Thursday, August 14, 2014

I have battled Depression.

I have battled Anxiety

I have battled Addiction.

I still do.

My demons are my own. I refuse to judge any others. But recently, a great hero of mine, took his own life, after many, many years of battling against a fierce foe. What was he thinking? How could he be so selfish, to take himself away from those who loved him, who needed him, who depended on him...

I don't know his thoughts... I refuse to judge him. But I know mine, and here they are

When you are at your lowest, you feel like a burdain upon those whom love you the most,you are afraid.that they will see that awful part of you that you try so hard to hide, to mask with alcohol, or drugs, or whatever your method of choice might be... You are terrified that they will think they are the cause of your pain. Often the answer is simply, to GO.

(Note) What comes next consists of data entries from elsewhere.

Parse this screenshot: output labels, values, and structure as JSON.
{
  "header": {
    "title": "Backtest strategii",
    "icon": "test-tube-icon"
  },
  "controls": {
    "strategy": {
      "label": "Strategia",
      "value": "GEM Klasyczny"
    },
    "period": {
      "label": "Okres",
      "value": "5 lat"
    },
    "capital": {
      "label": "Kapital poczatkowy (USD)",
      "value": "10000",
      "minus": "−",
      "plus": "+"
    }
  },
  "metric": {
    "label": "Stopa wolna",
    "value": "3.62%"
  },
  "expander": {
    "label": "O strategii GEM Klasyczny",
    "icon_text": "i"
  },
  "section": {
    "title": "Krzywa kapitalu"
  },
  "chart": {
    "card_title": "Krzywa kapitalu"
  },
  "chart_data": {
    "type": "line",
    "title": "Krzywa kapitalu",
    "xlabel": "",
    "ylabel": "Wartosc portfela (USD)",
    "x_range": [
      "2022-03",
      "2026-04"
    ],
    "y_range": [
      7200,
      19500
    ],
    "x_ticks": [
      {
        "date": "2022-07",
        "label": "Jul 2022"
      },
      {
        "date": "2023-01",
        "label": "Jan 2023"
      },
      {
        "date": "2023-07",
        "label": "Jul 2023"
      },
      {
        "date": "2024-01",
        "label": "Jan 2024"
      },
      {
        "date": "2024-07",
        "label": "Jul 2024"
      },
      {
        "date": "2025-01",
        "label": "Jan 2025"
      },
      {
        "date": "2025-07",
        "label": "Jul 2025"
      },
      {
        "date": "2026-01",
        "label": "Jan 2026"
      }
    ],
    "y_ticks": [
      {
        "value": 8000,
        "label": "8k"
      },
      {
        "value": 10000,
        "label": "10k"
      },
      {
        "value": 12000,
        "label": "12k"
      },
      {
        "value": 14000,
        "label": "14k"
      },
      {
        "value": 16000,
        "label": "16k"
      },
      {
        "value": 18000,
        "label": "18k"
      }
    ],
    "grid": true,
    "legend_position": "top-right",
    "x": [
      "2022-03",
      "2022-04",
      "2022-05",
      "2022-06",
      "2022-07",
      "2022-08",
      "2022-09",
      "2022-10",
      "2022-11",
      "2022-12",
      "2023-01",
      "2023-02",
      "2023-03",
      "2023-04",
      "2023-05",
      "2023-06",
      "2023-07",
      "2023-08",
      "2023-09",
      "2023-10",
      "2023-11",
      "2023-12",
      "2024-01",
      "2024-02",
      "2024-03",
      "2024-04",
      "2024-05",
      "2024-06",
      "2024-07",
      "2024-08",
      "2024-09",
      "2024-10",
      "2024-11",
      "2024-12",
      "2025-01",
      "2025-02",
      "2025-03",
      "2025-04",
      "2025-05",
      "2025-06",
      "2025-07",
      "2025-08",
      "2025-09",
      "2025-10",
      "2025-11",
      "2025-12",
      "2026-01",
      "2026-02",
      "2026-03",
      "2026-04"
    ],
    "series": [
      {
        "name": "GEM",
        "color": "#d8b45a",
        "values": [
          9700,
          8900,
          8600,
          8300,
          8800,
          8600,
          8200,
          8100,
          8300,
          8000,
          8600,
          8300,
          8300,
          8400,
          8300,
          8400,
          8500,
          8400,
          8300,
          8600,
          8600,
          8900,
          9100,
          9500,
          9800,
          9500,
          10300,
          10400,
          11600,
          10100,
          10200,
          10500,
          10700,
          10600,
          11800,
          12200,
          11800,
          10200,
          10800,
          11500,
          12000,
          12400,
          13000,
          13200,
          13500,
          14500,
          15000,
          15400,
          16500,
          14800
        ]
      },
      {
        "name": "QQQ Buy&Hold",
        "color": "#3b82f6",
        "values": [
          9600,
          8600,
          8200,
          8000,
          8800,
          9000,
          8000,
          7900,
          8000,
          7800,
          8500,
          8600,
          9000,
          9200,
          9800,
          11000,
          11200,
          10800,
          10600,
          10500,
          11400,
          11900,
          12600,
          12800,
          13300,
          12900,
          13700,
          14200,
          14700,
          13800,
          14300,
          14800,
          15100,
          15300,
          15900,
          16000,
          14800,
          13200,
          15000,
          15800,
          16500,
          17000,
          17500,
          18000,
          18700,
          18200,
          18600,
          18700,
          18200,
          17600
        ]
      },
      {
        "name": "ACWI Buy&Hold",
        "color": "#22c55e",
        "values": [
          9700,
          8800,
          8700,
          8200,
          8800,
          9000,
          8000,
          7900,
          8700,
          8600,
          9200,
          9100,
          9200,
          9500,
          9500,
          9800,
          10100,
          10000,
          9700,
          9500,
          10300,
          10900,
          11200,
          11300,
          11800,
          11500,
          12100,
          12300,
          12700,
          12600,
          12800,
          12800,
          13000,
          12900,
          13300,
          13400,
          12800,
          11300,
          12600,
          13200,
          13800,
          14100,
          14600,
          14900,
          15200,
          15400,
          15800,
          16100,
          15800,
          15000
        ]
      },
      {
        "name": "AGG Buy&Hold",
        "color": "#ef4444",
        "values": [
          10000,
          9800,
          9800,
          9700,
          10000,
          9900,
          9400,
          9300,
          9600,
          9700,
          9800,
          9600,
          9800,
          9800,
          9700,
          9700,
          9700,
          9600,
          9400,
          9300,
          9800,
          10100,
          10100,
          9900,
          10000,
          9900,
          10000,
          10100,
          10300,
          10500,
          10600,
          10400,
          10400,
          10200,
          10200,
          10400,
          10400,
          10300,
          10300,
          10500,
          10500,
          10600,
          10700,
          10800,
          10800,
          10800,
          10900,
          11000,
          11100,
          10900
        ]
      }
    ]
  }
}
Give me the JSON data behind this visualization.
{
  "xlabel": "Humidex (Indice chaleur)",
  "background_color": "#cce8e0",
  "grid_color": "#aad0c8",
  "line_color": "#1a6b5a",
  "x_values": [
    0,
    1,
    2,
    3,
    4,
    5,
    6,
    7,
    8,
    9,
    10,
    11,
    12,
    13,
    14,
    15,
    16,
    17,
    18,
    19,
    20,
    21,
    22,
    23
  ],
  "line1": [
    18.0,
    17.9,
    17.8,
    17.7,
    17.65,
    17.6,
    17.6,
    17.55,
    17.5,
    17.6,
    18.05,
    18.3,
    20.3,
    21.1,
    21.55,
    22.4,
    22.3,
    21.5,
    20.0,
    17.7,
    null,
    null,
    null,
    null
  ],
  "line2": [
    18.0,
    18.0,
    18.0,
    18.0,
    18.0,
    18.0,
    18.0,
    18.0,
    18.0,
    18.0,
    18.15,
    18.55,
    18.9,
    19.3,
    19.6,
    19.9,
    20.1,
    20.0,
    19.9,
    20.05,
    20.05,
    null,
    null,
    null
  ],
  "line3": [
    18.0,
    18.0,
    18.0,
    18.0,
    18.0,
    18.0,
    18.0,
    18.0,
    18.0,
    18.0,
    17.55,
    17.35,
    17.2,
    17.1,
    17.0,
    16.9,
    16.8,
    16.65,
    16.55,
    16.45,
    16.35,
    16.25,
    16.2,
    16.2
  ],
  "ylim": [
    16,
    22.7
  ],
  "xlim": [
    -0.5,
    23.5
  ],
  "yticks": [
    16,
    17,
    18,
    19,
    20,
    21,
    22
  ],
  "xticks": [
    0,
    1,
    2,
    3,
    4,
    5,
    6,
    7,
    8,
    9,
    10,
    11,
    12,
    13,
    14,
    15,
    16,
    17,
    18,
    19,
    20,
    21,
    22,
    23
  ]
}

I have been there. I have never attempted my own life... Being brought up very religious, I was taught that suicide lands you in HELL. With the devil and the fire and brimstone and all that shit...

But what if you are ALREADY THERE?

Think, please, for a moment. Think about the person in pain. Maybe they Would reach out, but are ashamed... Maybe they want help, but not the stigma?

I was lucky. The night that I was at my lowest, I came home from a gig, and my daughter was still awake... She took my face in her hands and said, " I'm sad, Mommy." At that moment, she meant 100 times more that any pain thatI was in, and I said, "Why baby girl?"

She said, "I missed you so much."

I put her to bed. Cuddled with her. Then went to my back yard and cried. And then decided to get help. There is not a single level of pain worse than that Contemplating suicide. I promise you.

I got lucky. Some aren't so much... Love them and try to understand.